SBUX also leads in technical innovations. It has mobile apps for ordering from your table, reward points and was among the first public venues to provide free Wi-Fi. It has the advantage of unified and skilled leadership: Founder (1971) Howard S. Schultz still is Chairman, CEO and President. He clearly has fulfilled and continues to refine a vision.
These are long-term reasons to understand the bedrock position of SBUX amid transformative times. Its outstanding metrics make it a strong buy, if not immediately given the debt-ceiling, budget and Health Insurance Mandate, then on the next string of red days. The cash flow alone of SBUX is 4 x debts and revenues are 26 x debts. Its tiny .10 debts/equity are reflected in a 33 coverage ratio. Its ROE is very good, 27.9. Primarily a growth play, it yields 1.1% on a moderate 38% payout.

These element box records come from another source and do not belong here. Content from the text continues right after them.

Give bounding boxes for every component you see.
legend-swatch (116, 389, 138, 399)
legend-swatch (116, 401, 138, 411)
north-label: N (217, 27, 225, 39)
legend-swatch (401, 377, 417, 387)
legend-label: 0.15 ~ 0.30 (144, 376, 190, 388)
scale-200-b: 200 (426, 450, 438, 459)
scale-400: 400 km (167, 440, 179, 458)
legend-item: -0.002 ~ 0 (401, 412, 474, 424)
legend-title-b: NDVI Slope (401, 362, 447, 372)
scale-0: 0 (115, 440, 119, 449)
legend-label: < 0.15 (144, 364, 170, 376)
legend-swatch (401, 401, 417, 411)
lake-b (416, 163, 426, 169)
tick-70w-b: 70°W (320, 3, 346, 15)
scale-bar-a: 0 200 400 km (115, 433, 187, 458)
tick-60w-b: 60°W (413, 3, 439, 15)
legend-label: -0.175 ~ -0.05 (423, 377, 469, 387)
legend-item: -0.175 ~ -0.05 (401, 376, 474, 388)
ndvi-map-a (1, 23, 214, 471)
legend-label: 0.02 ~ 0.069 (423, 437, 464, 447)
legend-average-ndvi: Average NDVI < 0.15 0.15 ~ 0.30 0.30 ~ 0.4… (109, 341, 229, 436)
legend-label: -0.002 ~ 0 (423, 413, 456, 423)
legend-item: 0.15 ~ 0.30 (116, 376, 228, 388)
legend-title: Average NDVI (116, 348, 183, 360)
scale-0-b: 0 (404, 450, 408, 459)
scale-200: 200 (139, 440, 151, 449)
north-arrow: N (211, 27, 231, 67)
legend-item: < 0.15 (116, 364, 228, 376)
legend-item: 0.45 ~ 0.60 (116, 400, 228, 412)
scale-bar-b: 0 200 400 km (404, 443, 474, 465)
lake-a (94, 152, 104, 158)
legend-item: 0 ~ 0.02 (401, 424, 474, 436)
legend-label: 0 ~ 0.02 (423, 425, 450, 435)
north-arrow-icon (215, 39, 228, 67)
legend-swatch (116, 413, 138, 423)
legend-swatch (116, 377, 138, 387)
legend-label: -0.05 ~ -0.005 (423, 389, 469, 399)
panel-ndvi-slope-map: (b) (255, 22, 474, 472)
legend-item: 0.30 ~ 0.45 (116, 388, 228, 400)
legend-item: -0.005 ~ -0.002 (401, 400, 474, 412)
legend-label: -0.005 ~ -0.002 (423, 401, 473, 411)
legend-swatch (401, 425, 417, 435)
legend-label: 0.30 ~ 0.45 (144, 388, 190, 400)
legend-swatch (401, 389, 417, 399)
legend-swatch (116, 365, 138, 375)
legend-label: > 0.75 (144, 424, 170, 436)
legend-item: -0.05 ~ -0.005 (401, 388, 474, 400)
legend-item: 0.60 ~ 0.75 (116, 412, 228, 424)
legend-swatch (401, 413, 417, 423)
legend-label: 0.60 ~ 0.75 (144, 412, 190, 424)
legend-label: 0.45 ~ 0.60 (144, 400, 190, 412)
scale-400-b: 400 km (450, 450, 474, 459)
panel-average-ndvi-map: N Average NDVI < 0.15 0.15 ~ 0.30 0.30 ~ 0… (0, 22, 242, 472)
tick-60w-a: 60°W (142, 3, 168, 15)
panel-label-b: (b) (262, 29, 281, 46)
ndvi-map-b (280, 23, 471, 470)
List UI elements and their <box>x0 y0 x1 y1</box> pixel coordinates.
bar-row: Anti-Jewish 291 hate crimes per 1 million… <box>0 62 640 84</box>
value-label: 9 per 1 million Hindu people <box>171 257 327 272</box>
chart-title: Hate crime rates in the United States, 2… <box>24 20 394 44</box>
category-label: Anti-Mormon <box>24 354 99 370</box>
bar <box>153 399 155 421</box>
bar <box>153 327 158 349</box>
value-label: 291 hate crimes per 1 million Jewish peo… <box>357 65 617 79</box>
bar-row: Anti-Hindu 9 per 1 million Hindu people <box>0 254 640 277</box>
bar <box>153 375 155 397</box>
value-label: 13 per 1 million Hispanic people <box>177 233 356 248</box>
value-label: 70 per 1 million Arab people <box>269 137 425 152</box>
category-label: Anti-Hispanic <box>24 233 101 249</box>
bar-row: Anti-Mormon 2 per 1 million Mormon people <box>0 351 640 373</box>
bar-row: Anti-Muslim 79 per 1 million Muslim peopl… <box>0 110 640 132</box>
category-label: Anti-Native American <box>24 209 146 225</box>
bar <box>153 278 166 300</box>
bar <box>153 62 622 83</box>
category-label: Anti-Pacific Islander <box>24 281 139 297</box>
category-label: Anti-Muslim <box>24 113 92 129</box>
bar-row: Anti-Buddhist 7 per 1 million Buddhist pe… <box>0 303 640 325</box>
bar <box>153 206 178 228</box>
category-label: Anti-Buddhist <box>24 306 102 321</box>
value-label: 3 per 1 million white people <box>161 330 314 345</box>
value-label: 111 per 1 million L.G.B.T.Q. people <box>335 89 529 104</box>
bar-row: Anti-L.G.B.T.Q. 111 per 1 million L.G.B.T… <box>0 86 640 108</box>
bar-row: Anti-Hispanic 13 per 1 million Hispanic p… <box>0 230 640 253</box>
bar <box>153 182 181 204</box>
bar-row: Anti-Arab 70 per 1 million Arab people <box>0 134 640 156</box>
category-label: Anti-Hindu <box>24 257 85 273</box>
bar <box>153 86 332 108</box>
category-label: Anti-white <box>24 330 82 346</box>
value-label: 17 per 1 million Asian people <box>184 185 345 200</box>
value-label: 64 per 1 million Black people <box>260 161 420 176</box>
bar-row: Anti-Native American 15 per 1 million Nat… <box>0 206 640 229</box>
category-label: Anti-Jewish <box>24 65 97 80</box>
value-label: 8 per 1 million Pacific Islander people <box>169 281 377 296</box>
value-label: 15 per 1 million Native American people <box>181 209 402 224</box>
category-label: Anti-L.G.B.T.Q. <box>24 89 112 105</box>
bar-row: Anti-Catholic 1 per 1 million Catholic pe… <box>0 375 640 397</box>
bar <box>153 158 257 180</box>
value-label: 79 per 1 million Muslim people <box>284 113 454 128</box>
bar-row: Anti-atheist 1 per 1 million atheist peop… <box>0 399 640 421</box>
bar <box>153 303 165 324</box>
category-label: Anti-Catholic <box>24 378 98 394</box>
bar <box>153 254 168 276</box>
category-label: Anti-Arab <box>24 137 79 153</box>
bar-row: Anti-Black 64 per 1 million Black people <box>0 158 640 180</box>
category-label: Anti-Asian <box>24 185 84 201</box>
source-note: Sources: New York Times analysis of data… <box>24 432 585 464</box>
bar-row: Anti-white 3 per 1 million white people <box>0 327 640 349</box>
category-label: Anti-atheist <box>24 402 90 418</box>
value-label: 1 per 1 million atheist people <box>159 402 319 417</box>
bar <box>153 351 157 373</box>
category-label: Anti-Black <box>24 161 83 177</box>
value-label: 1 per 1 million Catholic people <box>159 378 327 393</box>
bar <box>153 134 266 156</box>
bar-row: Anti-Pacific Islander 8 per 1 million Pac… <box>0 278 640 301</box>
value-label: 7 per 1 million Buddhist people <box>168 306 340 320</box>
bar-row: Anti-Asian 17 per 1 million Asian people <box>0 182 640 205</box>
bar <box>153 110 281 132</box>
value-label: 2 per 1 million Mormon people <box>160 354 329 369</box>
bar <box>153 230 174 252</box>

DNKN's ROE is 33% higher at 36. To finance its expansion, DNKN is carrying significant debt but still has a decent .9 quick ratio. It yields 1.7% on a 55% payout in line with major companies in the sector: Johnson & Johnson (JNJ) and McDonald's (MCD) at 55% payout, Coca Cola (KO) at 57% and Procter & Gamble (PG) at 59%.
In moves that enhance its posture as a health and socially conscious, SBUX has banned guns in its stores and engaged a joint venture with organic and health food retailer Whole Food Markets (WFM), also a top company with zero debt and high growth (13.1%) to carry its juices and three brands of trail mix snack bars. It has strengthened its brand identity and offerings with La Boulange and its trademark Tazo Tea.
These are two great companies positioned for sustainable growth aligned to the otherwise discomfiting and widening socio-economic division of America. While SBUX is the market's darling with superb metrics few stocks surpass, the growth of DNKN should be strong and durable. It will be opening 150 outlets in the UK in the next five years, 50 in London alone. It already is established in 60 nations worldwide and its brand is likely to become a favorite with millions of people with limited money to spend and a taste for sweets, bread and good coffee.
DNKN is up 45% YTD and 100% (doubled) since 1Q 2012. SBUX has risen 55% YTD and 276% in three years since 3Q 2010. Since the 4Q 2008-1Q 2009 bottom it has risen tenfold and clearly has upside. Its worldwide presence features 4000 stores in the Asia-Pacific region and nearly 21,000 in all. In the decade from 2002-2012 its revenues quadrupled from $3.3 billion to $13.3 billion on a market cap now approaching $58.5 billion.
In my view, every investor should have an overweight position in these companies. Those who prefer to distribute their risk and diversify into the sector can use the Vanguard Consumer Discretionary ETF (VCR) in which SBUX and DNKN are the eighth and 110th holdings. The relatively small weighting of the latter might be additional reason to own DNKN as an individual equity if you choose to play the sector, +30.7% YTD, via this low cost ETF.